With just hours to go before the scheduled close of the COP27 climate conference negotiations are stuck on both the leading themes of this conference – whether the world should agree on phasing down all fossil fuels or only coal, and what kind of a funding arrangement should there be for ‘loss and damage’, for helping countries hit by a climate event to get back on its feet.

While India’s proposal for doing away with all fossil fuels (gradually, of course) got a tactical support from the EU, many other countries such as Saudi Arabia are not lending their shoulders for the proposal.

As for ‘loss and damage’, the question is whether to set up a new fund (as developing countries want), or should the existing instruments of funding be used. Developed countries’ refrain is that if the existing instruments of finance are used for ‘loss and damage’ fund flows, then money would start flowing immediately, but if a new fund is to be set up, then it would take years to get it up and running.

But this seemingly large-hearted stand is viewed with suspicion by the developing world which fears that rich countries might hoodwink the poor countries by just labeling regular fund flows as ‘loss and damage’ finance. The existing financial architecture, with multiple players who also lend and borrow among themselves, is so labyrinthine, raising fears that the developed world could wriggle itself out of its commitments.

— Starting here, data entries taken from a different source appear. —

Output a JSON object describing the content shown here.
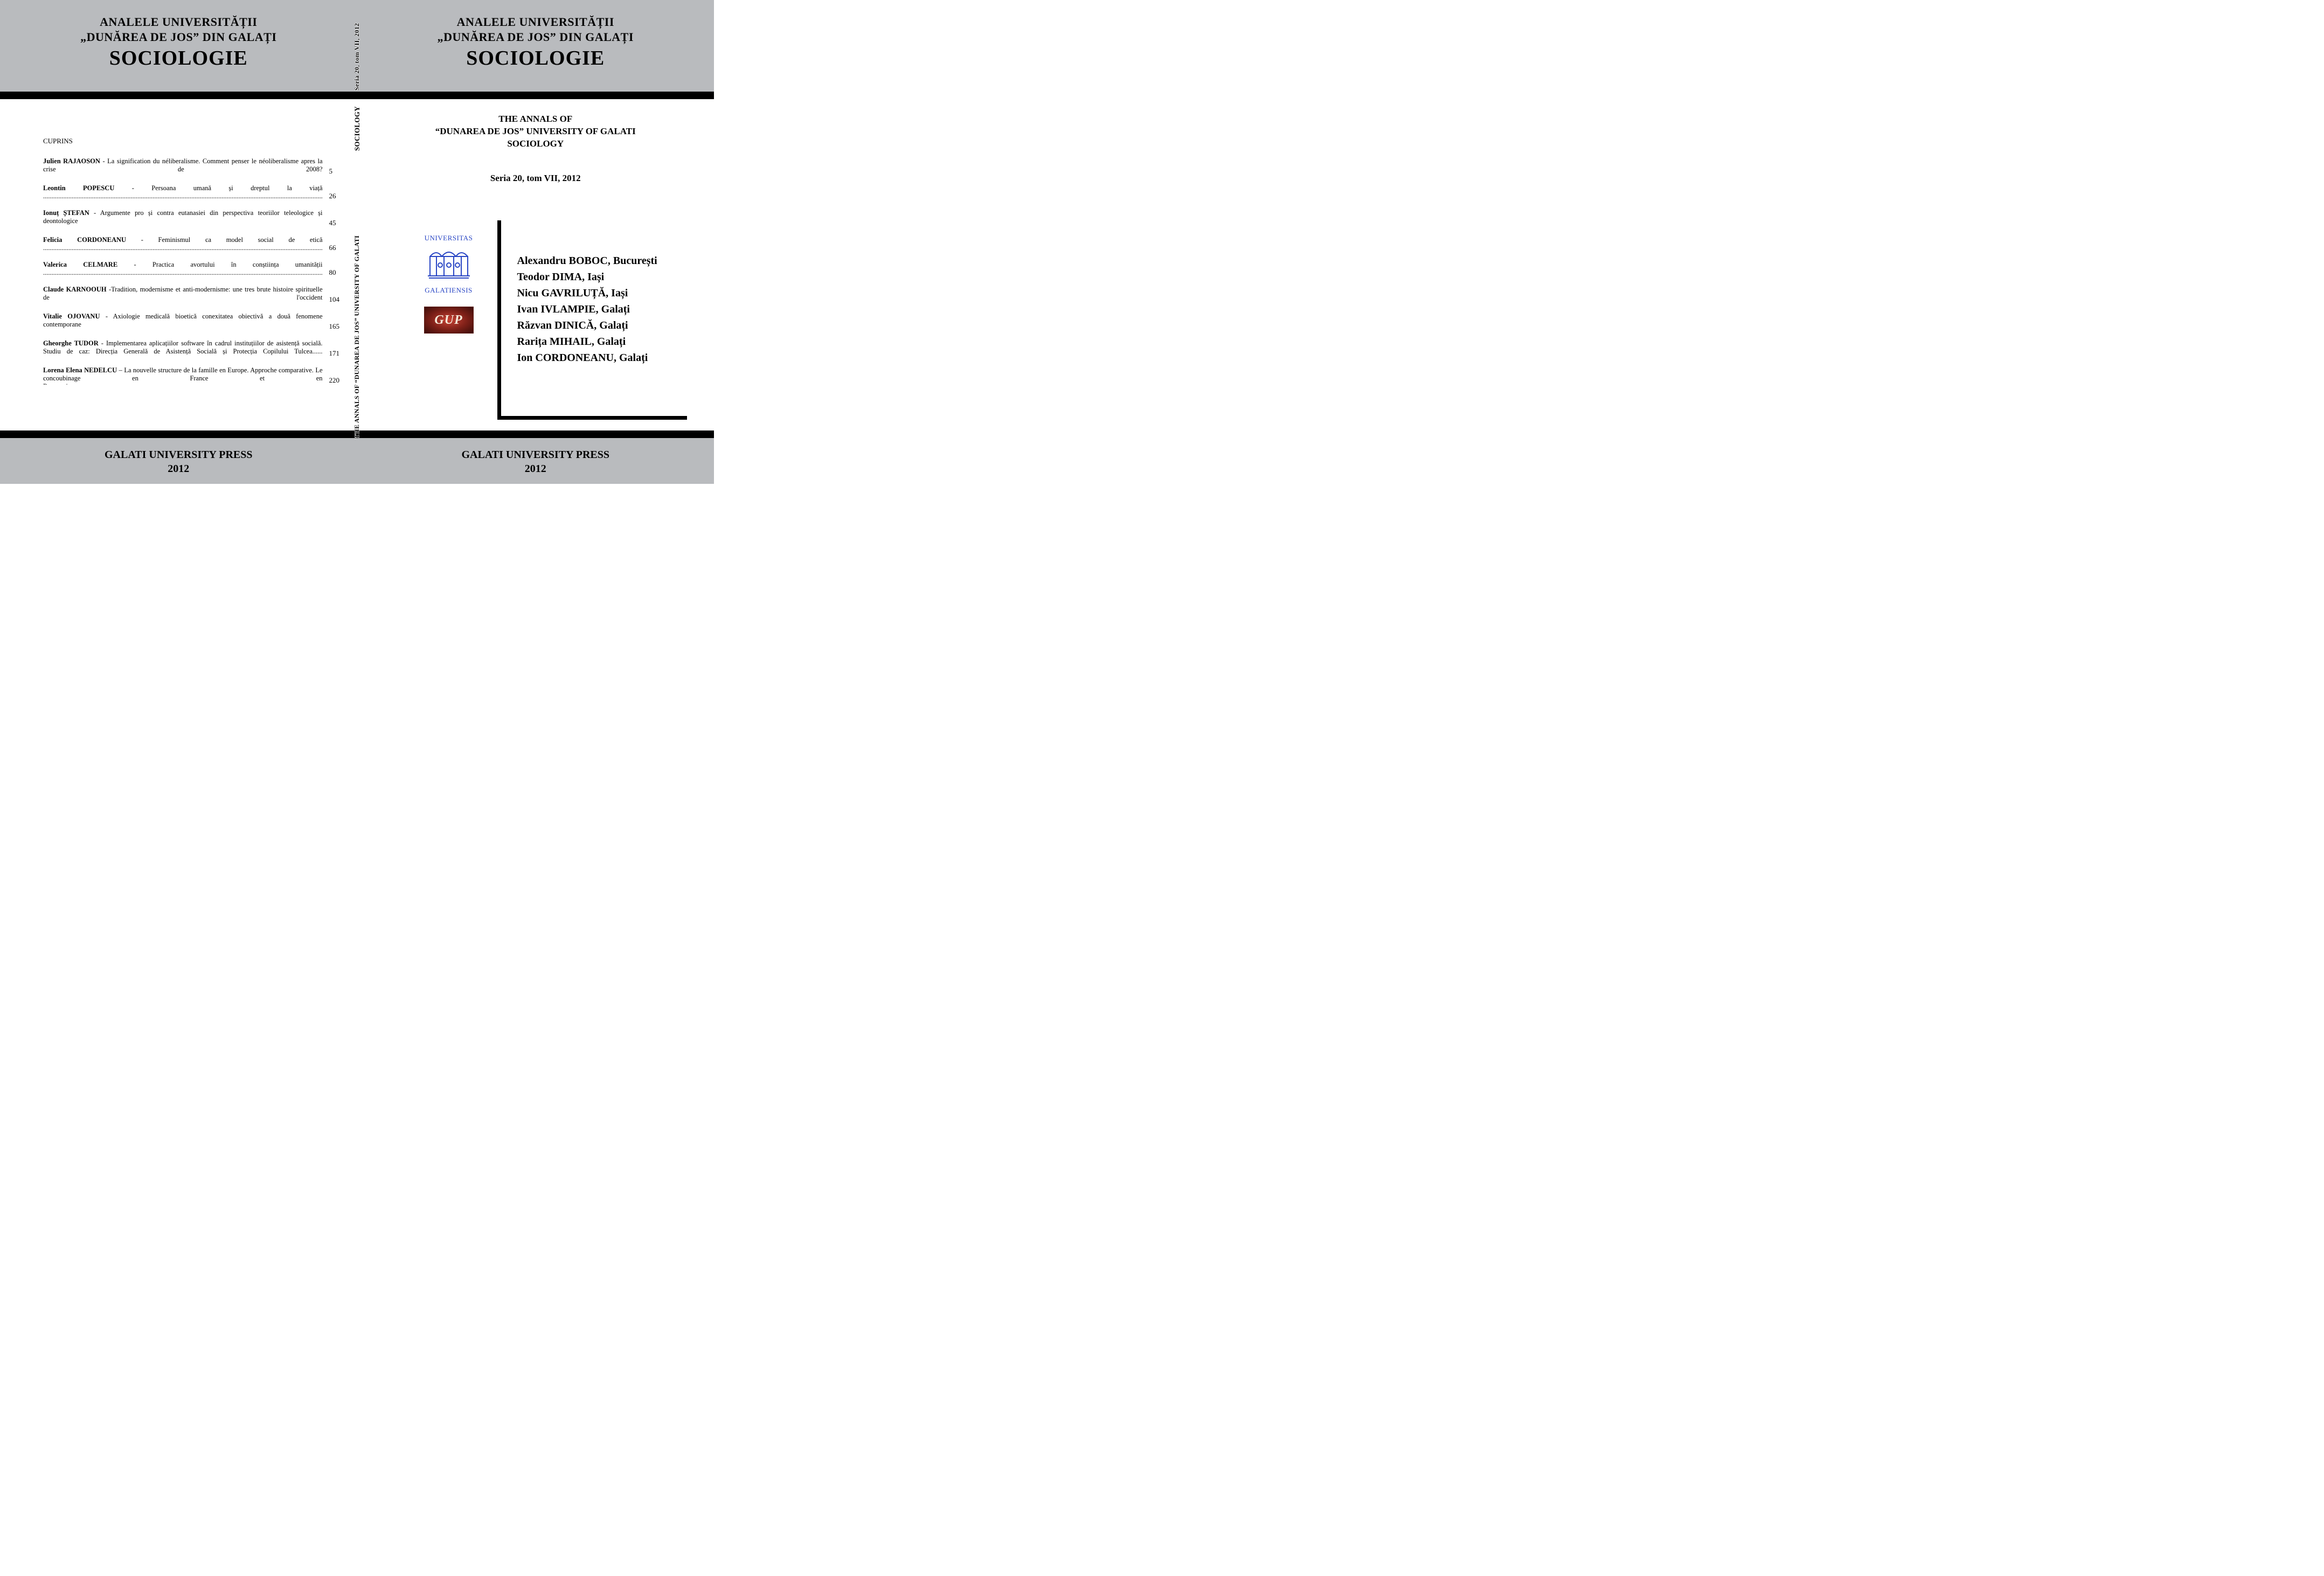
{
  "colors": {
    "band_bg": "#b9bbbe",
    "black": "#000000",
    "white": "#ffffff",
    "logo_blue": "#2845c4",
    "gup_center": "#c94234",
    "gup_edge": "#3b0e0a",
    "gup_text": "#f4e9d9"
  },
  "typography": {
    "title_line_fontsize": 22,
    "title_main_fontsize": 38,
    "body_fontsize": 12.5,
    "contributor_fontsize": 20,
    "press_fontsize": 20
  },
  "back": {
    "title_line1": "ANALELE UNIVERSITĂȚII",
    "title_line2": "„DUNĂREA DE JOS” DIN GALAȚI",
    "title_main": "SOCIOLOGIE",
    "toc_heading": "CUPRINS",
    "entries": [
      {
        "author": "Julien RAJAOSON",
        "title": " - La signification du néliberalisme. Comment penser le néoliberalisme apres la crise de 2008? ",
        "page": "5"
      },
      {
        "author": "Leontin POPESCU",
        "title": " - Persoana umană și dreptul la viață ",
        "page": "26"
      },
      {
        "author": "Ionuț ȘTEFAN",
        "title": " - Argumente pro și contra eutanasiei din perspectiva teoriilor teleologice și deontologice ",
        "page": "45"
      },
      {
        "author": "Felicia CORDONEANU",
        "title": " - Feminismul ca model social de etică ",
        "page": "66"
      },
      {
        "author": "Valerica CELMARE",
        "title": " - Practica avortului în conștiința umanității ",
        "page": "80"
      },
      {
        "author": "Claude KARNOOUH",
        "title": " -Tradition, modernisme et anti-modernisme: une tres brute histoire spirituelle de l'occident ",
        "page": "104"
      },
      {
        "author": "Vitalie OJOVANU",
        "title": " - Axiologie  medicală bioetică conexitatea  obiectivă a  două fenomene contemporane ",
        "page": "165"
      },
      {
        "author": "Gheorghe TUDOR",
        "title": " - Implementarea aplicațiilor software în cadrul instituțiilor de asistență socială.  Studiu de caz:   Direcția Generală de Asistență  Socială și Protecția Copilului  Tulcea...... ",
        "page": "171"
      },
      {
        "author": "Lorena Elena NEDELCU",
        "title": " – La nouvelle structure de la famille en Europe. Approche comparative. Le concoubinage en France et en Roumanie",
        "page": "220"
      }
    ],
    "press_line1": "GALATI UNIVERSITY PRESS",
    "press_line2": "2012"
  },
  "front": {
    "title_line1": "ANALELE UNIVERSITĂȚII",
    "title_line2": "„DUNĂREA DE JOS” DIN GALAȚI",
    "title_main": "SOCIOLOGIE",
    "en_title_line1": "THE ANNALS OF",
    "en_title_line2": "“DUNAREA DE JOS” UNIVERSITY OF GALATI",
    "en_title_line3": "SOCIOLOGY",
    "seria": "Seria 20, tom VII, 2012",
    "logo_top": "UNIVERSITAS",
    "logo_bottom": "GALATIENSIS",
    "gup_text": "GUP",
    "contributors": [
      "Alexandru BOBOC, București",
      "Teodor DIMA, Iași",
      "Nicu GAVRILUȚĂ, Iași",
      "Ivan IVLAMPIE, Galați",
      "Răzvan DINICĂ, Galați",
      "Rarița MIHAIL, Galați",
      "Ion CORDONEANU, Galați"
    ],
    "press_line1": "GALATI UNIVERSITY PRESS",
    "press_line2": "2012"
  },
  "spine": {
    "seg1": "Seria 20, tom VII, 2012",
    "seg2": "SOCIOLOGY",
    "seg3": "THE ANNALS OF “DUNAREA DE JOS” UNIVERSITY OF GALATI"
  }
}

Against this, backdrop the EU on Friday morning, suddenly reversed its stand and said it reluctantly agreed to set up a new fund for ‘loss and damage’. EU’s lead negotiator, Frans Timmermans, said that he did not like the idea of a new fund because “we could move faster with the existing instruments”, but he agreed to a fund in deference to the demand of G-77 countries, a grouping of developing nations.

However, the EU has said that ‘loss and damage’ fund flows should be linked to mitigation efforts on a 1.5 degrees C pathway. In simpler words, EU says “we will give you money to re-build yourselves after hit by a storm or floods, but that is linked to everybody working towards cutting greenhouse gas emissions, by the way, including methane.

Such conditions look to some as unfair. Sandeep Chachra, Executive Director, ActionAid India, a climate activist body, says the global North is using ‘loss and damage’ as “a stick to whip developing countries”. He says, “this burden will fall on the shoulders of most vulnerable and poor in the global south, who are already bearing the larger part of cost of climate change.”

Observers say that a fund of sorts is likely to be set up, even if as a fig leaf for the COP, but many seemingly intractable issues would need to be solved in the coming years. For instance, the text that might be agreed upon says the funds would go to “most vulnerable” countries, which begs the question, who are vulnerable. If the ‘vulnerable countries’ are small island nations and least developed countries, then you have a deal-breaker. It would end up in funny situations—like Pakistan being ineligible for loss and damage funding, whereas Bangladesh, a better economy, would be in.

And then there is this question of who should pay. EU says that China — the world’s 2 nd largest emitter and the 2 nd largest economy — should pay. (China has unofficially said ‘no way’). Some observers believe that EU’s gambit is to split the solidarity between China and India — indeed, it has been said that the global south is standing solidly together this time. Some others, however, feel that a mention of China is also an unspoken mention of India.

Thus, even if there is some sort of an agreement at Sharm el Sheikh, there is a lot of hard work ahead even as global warming continues to ravage the world.

Importance of a ‘loss and damage’ fund
On the sidelines of COP27, Harjeet Singh, Climate Advisor, CAN International talks about the importance of a ‘loss and damage’ fund.Video Credit: M Ramesh

Harjeet Singh, Climate Advisor, CAN International, a climate activist body headquartered in Germany, says it is extremely important that we have a ‘loss and damage’ fund.”

Singh told businessline that the EU agreeing to set up a fund has a number of problems — EU talks about conditions, but not equity. He said that the definition of ‘vulnerable countries’ would run into problems because countries that “were not vulnerable once are now becoming vulnerable to climate change — such as Pakistan, Peru, Columbia and even India.”